Esta entrada la escribo pensando en dos de las criaturas
más preciosas que existen sobre la Tierra.
Dicen
que ser abuelo es un privilegio que te da la vida, una etapa que todo el mundo
espera, consiga o no llegar a ella. Afortunadamente, a mi me alcanzó. Es más,
la tengo casi recién estrenada: dos años y medio disfrutando de mi nieto
Fernando y poco más de tres meses de mi nieta Arizona. En mi opinión, los
mejores nietos del mundo, no en vano representan el último motivo importante para
sentirme un privilegiado de la vida.
Dicen que a ser abuelos no se llega de cualquier manera sino que se nos da un
cierto tiempo de margen, como si quien hipotéticamente otorga tal condición supiese
que lo necesitamos para reflexionar, madurar y preguntarnos cosas que
difícilmente se plantean quienes no consiguen serlo. Preguntas que lo mismo crean
incertidumbres que generan expectativas antes inimaginables. En fin, aseguran quienes
saben que la llegada de los nietos activa emociones que estimulan una porción
de la amígdala cerebral, y ello lo mismo desencadena satisfacciones que produce
zozobras. Doy fe. Aunque, de momento, gozo más de las primeras que sufro las
segundas.
Cuentan que cuando los nietos vienen al mundo lo hacen en un determinado entorno
cultural, familiar, afectivo y social, en el que operan variables dispares. La
conjunción de estos elementos aseguran que forja un microespacio afectivo que
los abuelos debemos aceptar transigiendo, mudando costumbres y convicciones,
para asegurar así el apoyo que requiere el adecuado desarrollo de los nietos. Obviamente
ese microespacio es muy diferente en función de las diversas circunstancias que
en cada caso concurren: si son cuatro, tres, dos o uno los abuelos; si viven en
la misma población o barrio que los nietos; si tienen salud o adolecen de ella,
si pertenecen a culturas semejantes o dispares; si se trata de personas “preocupadas”,
o son gente “abandonada”, o amante de la dolce
vita; si los nietos son de hijos o de hijas, que aunque parezca lo mismo no
lo es, etc. En todo caso, los expertos aseguran que estas y otras variables delinean
entornos diferenciados, matizándolos con sutilezas que influyen en el apoyo y
el afecto que reciben los nietos. Y, en mi opinión, no les falta razón.
Aseguran
que la llegada de los nietos tiene connotaciones y estimula sentimientos
encontrados. Por un lado, brinda la oportunidad de colaborar con los hijos y de
allegarles nuestra experiencia, si nos la piden, porque generalmente se
aconseja intentar permanecer siempre al margen, aunque solícitos a sus llamadas
y requerimientos. Por otra parte, nos dota de mayor flexibilidad y nos rejuvenece
al exigirnos activar resortes que antes no precisábamos. En muchos casos, las nuevas
atenciones que se nos requieren alteran nuestros acomodaticios horarios,
costumbres y formas de vivir, a la vez que nos activan la corteza cerebral. A menudo
los nietos nos desplazan de los puestos de atención prioritaria y nos sitúan
lejos de la molicie y el egocentrismo. Los afectos, los tiempos y las
dedicaciones que recibimos de los demás se hacen más puntuales, y experimentamos
cierta sensación de abandono, que no encajamos gustosamente. Sin embargo, los
reajustes emocionales que menciono ayudan también a rejuvenecer porque nos
obligan a vivir más energéticamente y a escapar de la pasividad.

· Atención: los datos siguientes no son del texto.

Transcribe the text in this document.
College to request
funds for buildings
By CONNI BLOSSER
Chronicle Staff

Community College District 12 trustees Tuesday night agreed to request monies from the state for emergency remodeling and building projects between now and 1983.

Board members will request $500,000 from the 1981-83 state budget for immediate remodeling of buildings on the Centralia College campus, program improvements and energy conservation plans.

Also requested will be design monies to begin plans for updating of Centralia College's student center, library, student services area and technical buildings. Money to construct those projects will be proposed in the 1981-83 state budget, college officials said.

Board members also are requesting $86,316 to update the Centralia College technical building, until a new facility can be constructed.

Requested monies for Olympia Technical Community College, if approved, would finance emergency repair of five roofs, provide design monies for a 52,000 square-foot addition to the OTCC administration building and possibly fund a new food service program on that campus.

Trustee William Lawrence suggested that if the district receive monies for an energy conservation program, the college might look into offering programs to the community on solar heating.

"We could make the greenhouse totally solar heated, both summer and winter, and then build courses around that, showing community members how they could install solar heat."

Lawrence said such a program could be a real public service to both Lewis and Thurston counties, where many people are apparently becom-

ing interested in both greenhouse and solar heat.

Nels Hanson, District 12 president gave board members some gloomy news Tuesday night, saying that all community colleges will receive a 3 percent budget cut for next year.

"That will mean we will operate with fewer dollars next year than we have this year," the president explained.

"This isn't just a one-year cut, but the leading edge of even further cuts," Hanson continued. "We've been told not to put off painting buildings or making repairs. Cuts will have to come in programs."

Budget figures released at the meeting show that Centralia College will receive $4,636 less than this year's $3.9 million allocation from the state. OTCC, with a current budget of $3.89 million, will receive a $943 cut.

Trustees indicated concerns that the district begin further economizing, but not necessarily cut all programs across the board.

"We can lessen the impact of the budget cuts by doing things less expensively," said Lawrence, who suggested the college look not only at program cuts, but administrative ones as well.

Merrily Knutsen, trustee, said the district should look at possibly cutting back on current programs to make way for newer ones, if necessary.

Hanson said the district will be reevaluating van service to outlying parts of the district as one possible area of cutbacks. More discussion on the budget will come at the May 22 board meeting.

Afirman los especialistas que, nos guste o no, los abuelos somos los
transmisores naturales de los valores tradicionales, entendidos en el mejor
sentido del término. Nos atribuyen el rol de consejeros y guías, de
depositarios y porteadores de las históricas costumbres domésticas y familiares,
que son imprescindibles para que los niños crezcan con raíces sólidas, construyendo
su identidad sobre la base de valores trascendentales, imprescindibles para vivir
con fundamento. Esto, aunque a veces los hijos no lo quieran reconocer, ofrece
poca discusión según declaran los profesionales versados en el asunto, con los
que estoy de acuerdo.
Por otro lado, casi todos debemos atender el cuidado de los nietos en mayor o
menor medida. Es obvio que nuestro papel consiste en reforzar las pautas establecidas
por sus padres, pero ello no equivale a aceptar, sin más, que nuestro rol se limita
a maleducarlos. Al contrario, como dicen los especialistas, nuestra misión consiste
en intentar mejorar los patrones de crianza que adoptan los padres, sustentados
en sus conocimientos y su sentido común, porque lo contrario sería disparatado.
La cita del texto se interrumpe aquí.